Even so, his comments came as Queensland was placed into a snap lockdown over the weekend as the state recorded six new locally acquired Covid-19 cases on Saturday and a further nine new local cases reported on Sunday. The cases were linked to linked to five Brisbane schools, including Brisbane Boys Grammar school.
“It’s not a matter of counting how many people have got the goddamn thing (Covid-19). The problem is people have gone broke,” Mr Triguboff said.
Mr Triguboff said that years ago builders from Queensland wanted to work in NSW because there was no work in Queensland. Now the opposite was true: Sydney’s Meriton staff wanted to move to the Sunshine State.
“I have a problem. I spent my whole life building Sydney and my company and now they are destroying the development in Sydney,” he said, in reference to the city’s ban on constriction. The two week ban was lifted over the weekend, although building projects in the worst hit local government areas remain suspended.

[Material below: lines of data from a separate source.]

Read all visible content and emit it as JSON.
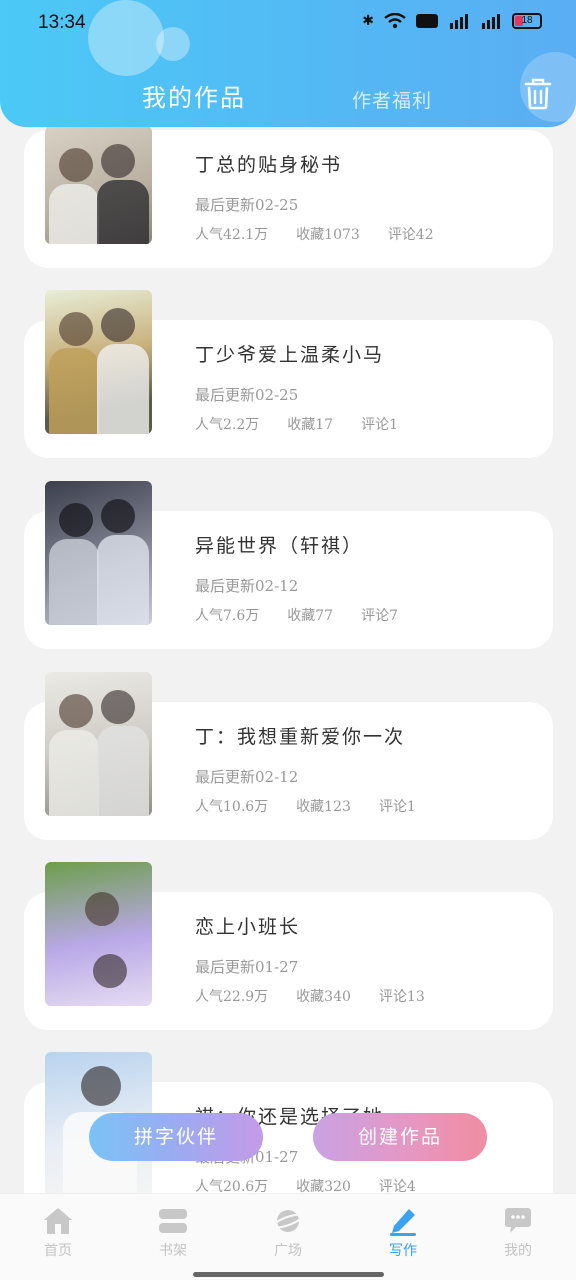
{
  "status_bar": {
    "time": "13:34",
    "battery": "18"
  },
  "header": {
    "tab_mine": "我的作品",
    "tab_welfare": "作者福利"
  },
  "works": [
    {
      "title": "丁总的贴身秘书",
      "updated": "最后更新02-25",
      "popularity": "人气42.1万",
      "collections": "收藏1073",
      "comments": "评论42"
    },
    {
      "title": "丁少爷爱上温柔小马",
      "updated": "最后更新02-25",
      "popularity": "人气2.2万",
      "collections": "收藏17",
      "comments": "评论1"
    },
    {
      "title": "异能世界（轩祺）",
      "updated": "最后更新02-12",
      "popularity": "人气7.6万",
      "collections": "收藏77",
      "comments": "评论7"
    },
    {
      "title": "丁：我想重新爱你一次",
      "updated": "最后更新02-12",
      "popularity": "人气10.6万",
      "collections": "收藏123",
      "comments": "评论1"
    },
    {
      "title": "恋上小班长",
      "updated": "最后更新01-27",
      "popularity": "人气22.9万",
      "collections": "收藏340",
      "comments": "评论13"
    },
    {
      "title": "祺：你还是选择了她……",
      "updated": "最后更新01-27",
      "popularity": "人气20.6万",
      "collections": "收藏320",
      "comments": "评论4"
    }
  ],
  "buttons": {
    "partner": "拼字伙伴",
    "create": "创建作品"
  },
  "bottom_nav": [
    {
      "label": "首页",
      "icon": "home-icon"
    },
    {
      "label": "书架",
      "icon": "bookshelf-icon"
    },
    {
      "label": "广场",
      "icon": "planet-icon"
    },
    {
      "label": "写作",
      "icon": "pen-icon",
      "active": true
    },
    {
      "label": "我的",
      "icon": "chat-bubble-icon"
    }
  ],
  "colors": {
    "header_start": "#4cc9f6",
    "header_end": "#5aaef3",
    "active_nav": "#3aa2ee",
    "inactive_nav": "#c4c4c4"
  }
}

“I am talking to my guys. We will have to move some of us to Queensland. I will still build a lot here. I have a lot of land here in Sydney … (but) many Meriton staff want to move to Queensland. We will definitely move a lot more into Surfers Paradise …’’
On the vaccination front Mr Triguboff said he and his wife Rhonda were among the first in Australia to get the vaccine.
“They should vaccinate day and night – we have to,” said Mr Triguboff, calling for 24 hour vaccination centre. “At the moment it is rubbish.”
He said that at the current slow rate of vaccination it would be six to seven months before Australians were fully vaccinated.
“Everybody supports the vaccinations, and yes of course I encouraged them at Meriton from the first day,” he said.
The property developer, worth about $16bn, blames the high number of Covid-19 cases in Sydney on the government. “It wanted to please everyone,” he said.
“They didn’t realise the danger they were getting into … in the beginning we were the best in the world (at controlling it), since then it’s spread and spread …
“Now it’s much harder to control it as it has spread here.
“We thought we would be nice to people not force them to vaccinate. Now everybody understands … we have to do it as fast as possible.”
Given the problems in Sydney Mr Triguboff is buying more land on Queensland’s Gold Coast “and a little bit in Brisbane” to build 2000-3000 more apartments.
He is finishing the 700-unit Ocean apartment tower in Surfers Paradise and building a second tower on another site with nearly the same number of apartments.
In Sydney, all of the billionaire’s construction sites were shut but as of July 31 he was allowed to open half of them. However, due to Parramatta Council being in a Covid hotspot, three unit towers in that local government area cannot be accessed.
“I have problems with other sites as well … our production at the moment is down to about one quarter,” he said.
“When it opens it will be down to half, and we hope nothing else happens.
“All my serviced apartments are a complete hopeless case, even Surfers Paradise is hopeless as guests from Sydney can’t come.”
Mr Triguboff said it was a blessing that six of his serviced apartment towers were being used as quarantine hotels.
“That helps me – otherwise I can lease out only about 10 per cent. You can’t run a business with 10 per cent, and it’s been going on for months and months.
“We will also lose a lot of the workers in the serviced apartments as they find the industry is not stable. They have destroyed the planning department in NSW, nobody can work here or build anything.”